Бобби, Хэрриет и младший Боб присоединились к остальным, чтобы послушать Ромеро. Голос у режиссера был гулким и уверенным, а когда он улыбался, на щеках появлялись заметные, несмотря на бороду, ямочки. Ромеро спросил, есть ли тут люди, знакомые с кино, и несколько человек, включая Бобби, подняли руки, на что режиссер вздохнул, что, слава богу, хоть кто-то здесь что-то знает, чем развеселил пришедших. Потом добавил, что счастлив приветствовать всех в мире высокобюджетных голливудских съемок, что вызвало новый взрыв смеха, потому что Ромеро снимал только в Пенсильвании, и каждый знал, что у «Рассвета мертвецов» бюджет более чем низкий, по сути, в полушаге от полного нуля. Режиссер поблагодарил массовку и сообщил, что за десять часов изнуряющего тело и душу труда им заплатят наличкой, сумму настолько значительную, что он даже не рискует произнести ее вслух, поэтому просто покажет, и помахал в воздухе долларовой банкнотой. Все очередной раз расхохотались, а Том Савини перегнулся через перила второго этажа и крикнул:

– Зря смеетесь, это серьезней, чем получает большинство из нас.

– Куча народу работает над моей картиной исключительно из любви к кино, – согласился Ромеро. – Том, к примеру, очень любит брызгать гноем на людей. Искусственным, искусственным! – поспешил добавить он, когда в толпе взвыли.

– Ага, искусственным, надейтесь, – хмыкнул Савини откуда-то сверху, хотя у перил его уже не было.

И снова смех. Бобби кое-что смыслил в комических репризах и заподозрил, что сценка была отрепетирована и игралась раньше, причем не единожды.

Ромеро пробежался по сюжету. Недавние мертвецы возвращаются к жизни и пожирают живых; правительство бессильно; четверо молодых героев находят убежище в торговом центре. Бобби следил за происходящим рассеянно и вскоре обнаружил, что разглядывает сына Хэрриет. Лицо у маленького Боба было узкое и серьезное, глаза – шоколадные, растрепанные волосы – густые и темные. Он здорово напомнил Бобби его самого, с его карими глазами, вытянутой физиономией и черной лохматой шевелюрой.

Получается, они с Дином тоже похожи? При этой мысли у Бобби странно забурлила кровь. Что если Дин заскочит на съемки, проведать Хэрриет и сына и окажется близнецом Бобби? Идея настолько встревожила его, что он как-то сразу ослаб, но затем вспомнил, что загримирован под труп – синюшная кожа, разрубленный скальп. Даже если они с Дином на одно лицо, этого никто не заметит.

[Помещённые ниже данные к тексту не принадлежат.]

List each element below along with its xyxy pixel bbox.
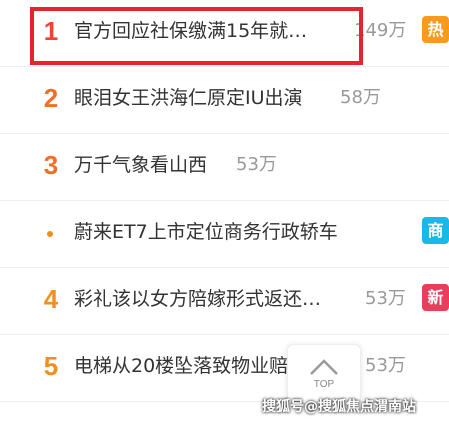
- rank-number: 4: [43, 284, 59, 314]
- hot-search-title[interactable]: 彩礼该以女方陪嫁形式返还…: [74, 286, 321, 312]
- bullet-dot-icon: [47, 231, 53, 237]
- back-to-top-button[interactable]: TOP: [287, 344, 361, 404]
- rank-number: 5: [43, 351, 59, 381]
- hot-search-item-promoted[interactable]: 蔚来ET7上市定位商务行政轿车 商: [0, 201, 449, 268]
- hot-search-item-2[interactable]: 2 眼泪女王洪海仁原定IU出演 58万: [0, 67, 449, 134]
- hot-search-title[interactable]: 眼泪女王洪海仁原定IU出演: [74, 85, 303, 111]
- hot-search-title[interactable]: 万千气象看山西: [74, 152, 207, 178]
- rank-number: 2: [43, 83, 59, 113]
- chevron-up-icon: [310, 359, 338, 375]
- business-badge: 商: [422, 217, 449, 244]
- heat-count: 53万: [236, 154, 277, 175]
- hot-badge: 热: [422, 16, 449, 43]
- new-badge: 新: [422, 284, 449, 311]
- hot-search-item-4[interactable]: 4 彩礼该以女方陪嫁形式返还… 53万 新: [0, 268, 449, 335]
- heat-count: 53万: [365, 288, 406, 309]
- hot-search-item-5[interactable]: 5 电梯从20楼坠落致物业赔 53万: [0, 335, 449, 402]
- hot-search-title[interactable]: 电梯从20楼坠落致物业赔: [74, 353, 288, 379]
- source-watermark: 搜狐号@搜狐焦点渭南站: [262, 399, 416, 415]
- hot-search-item-3[interactable]: 3 万千气象看山西 53万: [0, 134, 449, 201]
- back-to-top-label: TOP: [313, 379, 335, 390]
- hot-search-title[interactable]: 蔚来ET7上市定位商务行政轿车: [74, 219, 338, 245]
- highlight-annotation-box: [30, 7, 363, 65]
- heat-count: 53万: [365, 355, 406, 376]
- heat-count: 58万: [340, 87, 381, 108]
- rank-number: 3: [43, 150, 59, 180]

Ромеро выдал последние инструкции по поводу походки зомби – закатил глаза и безвольно отвесил челюсть, – а затем пообещал, что съемки первого эпизода начнутся в течение нескольких минут.

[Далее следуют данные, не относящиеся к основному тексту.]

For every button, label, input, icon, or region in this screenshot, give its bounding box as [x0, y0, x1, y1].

Хэрриет крутнулась на пятках, уперев кулаки в бока и театрально хлопая ресницами. Бобби повернулся в тот же момент, и они чуть не врезались друг в друга. Хэрриет открыла было рот, но осеклась. Они стояли слишком близко, и внезапность этой близости ее ошарашила. Бобби тоже не нашелся, что сказать, все мысли внезапно вылетели из головы. Хэрриет фыркнула, тряхнула головой и рассмеялась; смех показался Бобби деланым, признаком скорее тревоги, чем веселья.